D. Motion for Judgment of Acquittal

Appellant contends that the trial court improperly denied his motion for judgment of acquittal (§ 1181.1) regarding count 3, which charged appellant with assault on Deputy Sheriff Brothers, and the accompanying allegation that appellant had discharged a firearm. The trial court is obliged to deny a motion for acquittal "when there is any substantial evidence, including all reasonable inferences to be drawn from the evidence, of the existence of each element of the offense charged." ( People v. Mendoza (2000) 24 Cal.4th 130, 175 [ 99 Cal.Rptr.2d 485, 6 P.3d 150].) We review this denial in light of the evidence before the trial court when it ruled. ( People v. Smith (1998) 64 Cal.App.4th 1458, 1464 [ 76 Cal.Rptr.2d 75].) Here, appellant sought a judgment of acquittal at the close of the prosecution's case-in-chief, which we examine for substantial evidence to support the trial court's ruling.

Section 1118.1 provides that upon the defendant's motion at the close of evidence on either side, the trial court "shall order the entry of a judgment of acquittal of one or more of the offenses charged in the accusatory pleading if the evidence then before the court is insufficient to sustain a conviction of such offense or offenses on appeal."

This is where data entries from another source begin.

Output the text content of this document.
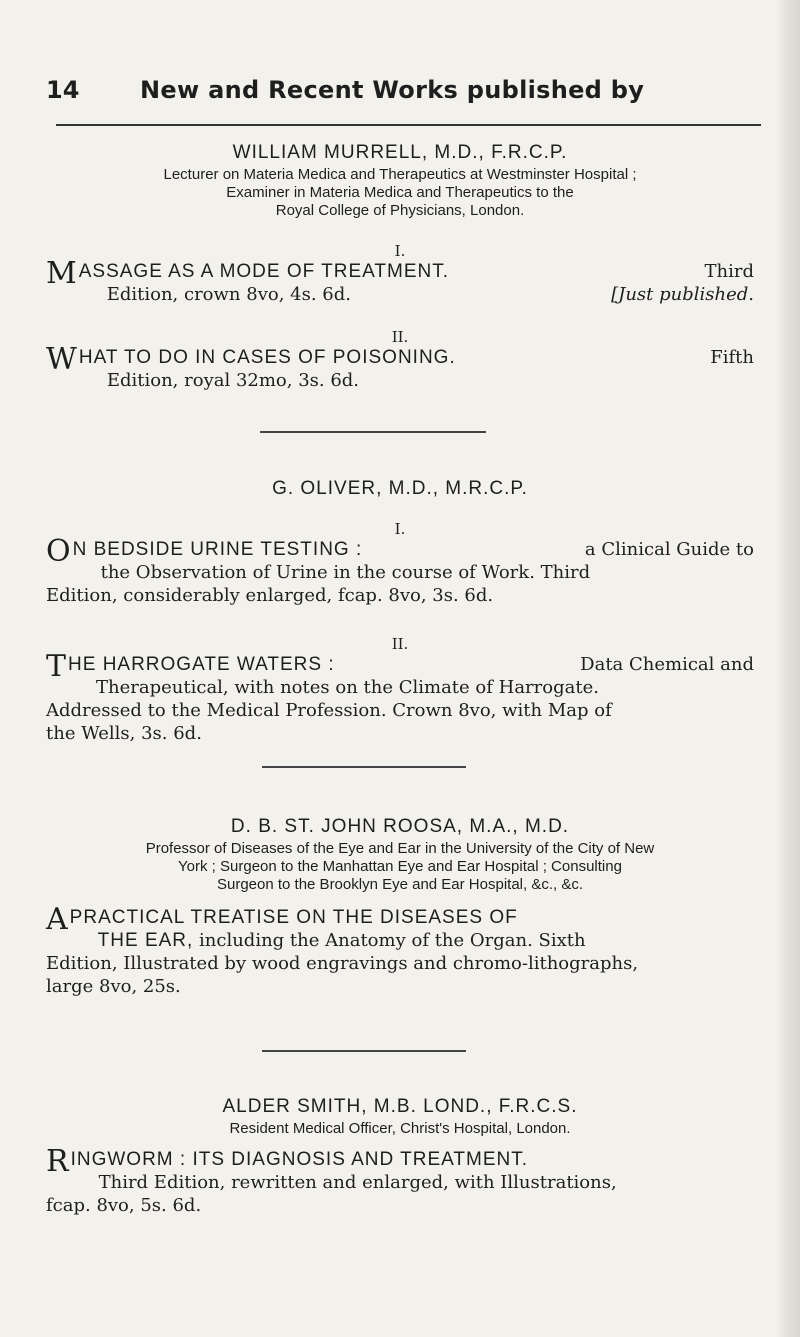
14	New and Recent Works published by

WILLIAM MURRELL, M.D., F.R.C.P.

Lecturer on Materia Medica and Therapeutics at Westminster Hospital ;
Examiner in Materia Medica and Therapeutics to the
Royal College of Physicians, London.

I.

M ASSAGE AS A MODE OF TREATMENT.	Third

Edition, crown 8vo, 4s. 6d.	[Just published.

II.

W HAT TO DO IN CASES OF POISONING.	Fifth

Edition, royal 32mo, 3s. 6d.

G. OLIVER, M.D., M.R.C.P.

I.

O N BEDSIDE URINE TESTING :	a Clinical Guide to

the Observation of Urine in the course of Work. Third
Edition, considerably enlarged, fcap. 8vo, 3s. 6d.

II.

T HE HARROGATE WATERS :	Data Chemical and

Therapeutical, with notes on the Climate of Harrogate.
Addressed to the Medical Profession. Crown 8vo, with Map of
the Wells, 3s. 6d.

D. B. ST. JOHN ROOSA, M.A., M.D.

Professor of Diseases of the Eye and Ear in the University of the City of New
York ; Surgeon to the Manhattan Eye and Ear Hospital ; Consulting
Surgeon to the Brooklyn Eye and Ear Hospital, &c., &c.

A PRACTICAL TREATISE ON THE DISEASES OF
THE EAR, including the Anatomy of the Organ. Sixth
Edition, Illustrated by wood engravings and chromo-lithographs,
large 8vo, 25s.

ALDER SMITH, M.B. LOND., F.R.C.S.

Resident Medical Officer, Christ's Hospital, London.

R INGWORM : ITS DIAGNOSIS AND TREATMENT.
Third Edition, rewritten and enlarged, with Illustrations,
fcap. 8vo, 5s. 6d.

1. Gun Discharge Allegation

Appellant contends that the prosecutor presented insufficient evidence that he discharged a handgun within the meaning of section 12022.53, subdivision (c) (subdivision (c)), which mandates an additional and consecutive term of imprisonment of 20 years for "any person who . . . personally and intentionally discharges a firearm" in the commission of enumerated offenses, including assault on a peace officer. He argues that the prosecution's case-in chief showed — at most — that he tried to shoot his gun, which misfired and never emitted a bullet, and that therefore there is no evidence that he discharged his gun. As explained below, we agree with the premise of this argument but reject its conclusion.

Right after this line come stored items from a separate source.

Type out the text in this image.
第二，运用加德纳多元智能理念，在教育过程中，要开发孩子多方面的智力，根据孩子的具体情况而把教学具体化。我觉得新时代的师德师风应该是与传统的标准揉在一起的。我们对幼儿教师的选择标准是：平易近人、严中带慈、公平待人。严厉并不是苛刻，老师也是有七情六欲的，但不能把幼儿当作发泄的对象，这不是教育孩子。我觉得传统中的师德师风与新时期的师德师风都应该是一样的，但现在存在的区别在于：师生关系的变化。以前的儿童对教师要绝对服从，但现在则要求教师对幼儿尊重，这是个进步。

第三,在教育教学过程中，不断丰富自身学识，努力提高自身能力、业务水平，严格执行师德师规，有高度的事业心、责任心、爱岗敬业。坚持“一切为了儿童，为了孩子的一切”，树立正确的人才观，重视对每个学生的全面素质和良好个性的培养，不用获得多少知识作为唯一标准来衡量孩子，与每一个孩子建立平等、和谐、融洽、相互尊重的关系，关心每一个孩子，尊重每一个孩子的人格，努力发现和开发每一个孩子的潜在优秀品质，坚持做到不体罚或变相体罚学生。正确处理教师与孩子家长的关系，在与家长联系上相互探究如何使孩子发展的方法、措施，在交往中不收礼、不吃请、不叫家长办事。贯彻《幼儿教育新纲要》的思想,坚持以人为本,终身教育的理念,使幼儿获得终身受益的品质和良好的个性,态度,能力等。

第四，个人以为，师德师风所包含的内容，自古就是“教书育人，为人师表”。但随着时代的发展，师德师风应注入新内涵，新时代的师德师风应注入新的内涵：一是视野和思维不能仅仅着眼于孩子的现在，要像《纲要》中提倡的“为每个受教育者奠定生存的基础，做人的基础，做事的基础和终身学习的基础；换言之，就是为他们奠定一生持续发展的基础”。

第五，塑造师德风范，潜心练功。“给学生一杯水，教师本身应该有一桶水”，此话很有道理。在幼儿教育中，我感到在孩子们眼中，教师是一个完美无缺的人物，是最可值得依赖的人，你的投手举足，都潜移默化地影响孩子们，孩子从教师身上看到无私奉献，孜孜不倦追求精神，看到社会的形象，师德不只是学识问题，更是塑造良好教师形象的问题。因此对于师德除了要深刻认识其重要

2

During the prosecution's case-in-chief, Willoughby testified that appellant's gun looked operable during the carjacking, and its ejection portal was closed. He did not hear a gunshot as appellant drove away. Deputies Brothers and McLaughlin testified that appellant aimed, or tried to aim, his gun at them during their confrontation with him. Firearms expert Peck testified that she found a torn cartridge case in the gun's ejection port and a bullet in its barrel. She opined that the gun's firing pin struck an improperly supported cartridge in the firing chamber, causing an explosion that ruptured the cartridge case but failed to propel the bullet completely out of the barrel. According to Peck, this explosion made a noise, but she did not know whether there also had been muzzle flash from the gun. Setting aside appellant's gun, Peck found no evidence that a bullet had been fired from inside Willoughby's Cadillac. In our view, this evidence supports the reasonable inference that appellant pulled his gun's trigger at least once during the confrontation with Brothers and McLaughlin, but not that his gun ever emitted a bullet. Respondent apparently agrees on this matter, but argues that appellant "discharged" the gun within the meaning of subdivision (c) when he pulled the trigger and caused the explosion in the gun's firing chamber, notwithstanding the gun's failure to project a bullet.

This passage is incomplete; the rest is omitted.